How can you benefit from nydus?

The immediate benefit of running nydus image service is that users can launch containers almost instantly. In our tests, we found out that nydus can boost container creation from minutes to seconds.

nydus-performance| center | 768x356

Another less-obvious but important benefit is runtime data integration check. With OCIv1 container images, the image data cannot be verified after being unpacked to local directory, which means if some files in the local directories are undermined either intentionally or not, containers will simply take them as is, incurring data leaking risk. In contrast, nydus image won't be unpacked to local directory at all, what's more, given that verification can be enforced on every data access to nydus image, the data leak risk can be completely avoided by forcing to fetch the data from the trusted image registry again.

nydus-integraty| center | 768x356

The Future of Nydus

The above examples showcase the power of nydus. For the last year, we've worked alongside the production team, laser-focused on making nydus stable, secure, easy to use.

Now, as the foundation for nydus has been laid, our new focus is the ecosystem it aims to serve broadly. We envision a future where users install dragonfly and nydus on their clusters, run containers with large image as fast they do with regular size image today, and feel confident about the safety of data on their container image.

For the community

While we have widely deployed nydus in our production, we believe a proper upgrade to OCI image spec shouldn’t be built without the community. To this end, we propose nydus as a reference implementation that aligns well with the OCI image spec v2 proposal [1], and we look forward to working with other industry leaders should this project come to fruition.

FAQ

Q: What are the challenges with oci image spec v1?
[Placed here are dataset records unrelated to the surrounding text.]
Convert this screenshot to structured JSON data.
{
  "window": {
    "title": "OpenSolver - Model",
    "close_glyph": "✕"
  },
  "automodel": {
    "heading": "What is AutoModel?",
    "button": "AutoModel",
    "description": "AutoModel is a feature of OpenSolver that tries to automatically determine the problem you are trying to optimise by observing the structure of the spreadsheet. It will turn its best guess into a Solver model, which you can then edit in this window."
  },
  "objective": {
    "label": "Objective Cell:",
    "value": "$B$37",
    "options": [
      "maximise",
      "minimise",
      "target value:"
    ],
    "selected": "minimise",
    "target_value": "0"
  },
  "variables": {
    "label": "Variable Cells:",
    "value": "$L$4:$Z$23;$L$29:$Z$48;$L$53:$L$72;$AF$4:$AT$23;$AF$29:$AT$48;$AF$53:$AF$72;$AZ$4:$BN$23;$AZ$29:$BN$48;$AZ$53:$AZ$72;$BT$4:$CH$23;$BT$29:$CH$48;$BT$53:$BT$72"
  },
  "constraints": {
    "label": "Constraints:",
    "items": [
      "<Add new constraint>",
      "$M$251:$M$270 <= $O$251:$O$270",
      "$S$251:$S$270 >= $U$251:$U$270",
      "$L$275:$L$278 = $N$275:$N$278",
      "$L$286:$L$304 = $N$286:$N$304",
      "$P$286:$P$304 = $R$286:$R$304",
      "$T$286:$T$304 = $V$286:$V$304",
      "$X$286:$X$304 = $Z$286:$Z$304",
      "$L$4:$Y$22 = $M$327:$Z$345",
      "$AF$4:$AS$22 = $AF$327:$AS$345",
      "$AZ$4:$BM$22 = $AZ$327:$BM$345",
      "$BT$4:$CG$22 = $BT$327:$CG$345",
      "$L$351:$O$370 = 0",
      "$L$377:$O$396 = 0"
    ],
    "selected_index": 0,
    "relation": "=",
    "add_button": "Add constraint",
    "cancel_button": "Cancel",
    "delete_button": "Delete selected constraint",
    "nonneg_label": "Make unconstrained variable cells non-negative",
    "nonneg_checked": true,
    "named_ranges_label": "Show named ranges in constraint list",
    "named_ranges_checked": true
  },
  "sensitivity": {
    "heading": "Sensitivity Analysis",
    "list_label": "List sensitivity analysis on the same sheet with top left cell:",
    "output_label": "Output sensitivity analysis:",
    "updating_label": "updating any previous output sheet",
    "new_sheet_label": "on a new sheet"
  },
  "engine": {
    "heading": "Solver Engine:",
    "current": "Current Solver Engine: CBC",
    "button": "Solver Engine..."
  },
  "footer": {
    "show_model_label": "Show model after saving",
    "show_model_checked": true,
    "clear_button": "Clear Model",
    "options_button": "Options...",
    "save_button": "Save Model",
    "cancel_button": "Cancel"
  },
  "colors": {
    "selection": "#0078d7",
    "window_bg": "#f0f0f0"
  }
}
Q: How is this different than crfs?

  • The basic idea of the two are quite similar. Deep down, the nydus image format supports chunk level data deduplication and end-to-end data integraty at runtime, which is an improvement over the stargz format used by crfs.

Q: How is this different than Teleport of Azure?

  • Azure Teleport is like the current OCI image format plus a SMB-enabled snapshotter. It supports container image lazy-fetching and suffers from all the Tar format defects. OTOH, nydus deprecates the legacy Tar format and takes advantage of the merkle tree format to provide more advantages over the Tar format.

Q: What if network is down while container is running with nydus?

  • With OCIv1, container would fail to start at all should network be down while container image is not fully downloaded. Nydus has changed that a lot because it goes with lazy fetch/load mechanism, a failure in network may take down a running container. Nydus addresses the problem with a prefetch mechanism which can be configured to
  • run in background right after starting a container.

[1]:OCI Image Specification V2 Requirements

In the mean time, the OCI (Open Container Initiate) community has been actively discussing the emerging of OCI image spec v2 aiming to address new challenges with oci image spec v1.

Starting from June 2020, the OCI community spent more than a month discussing the requirements for OCI image specification v2. It is important to notice that OCIv2 is just a marketing term for updating the OCI specification to better address some use cases. It is not a brand new specification.

The discussion went from an email thread (Proposal Draft for OCI Image Spec V2) and a shared document to several OCI community online meetings, and the result is quite aspiring. The concluded OCIv2 requirements are:

  • Reduced Duplication
  • Canonical Representation (Reproducible Image Building)
  • Explicit (and Minimal) Filesystem Objects and Metadata
  • Mountable Filesystem Format
  • Bill of Materials
  • Lazy Fetch Support
  • Extensibility
  • Verifiability and/or Repairability
  • Reduced Uploading
  • Untrusted Storage

For detailed meaning of each requirement, please refer to the original shared document. We actively joined the community discussions and found out that the nydus project fits nicely to these requirements. It further encouraged us to opensource the nydus project to help the community discussion with a working code base.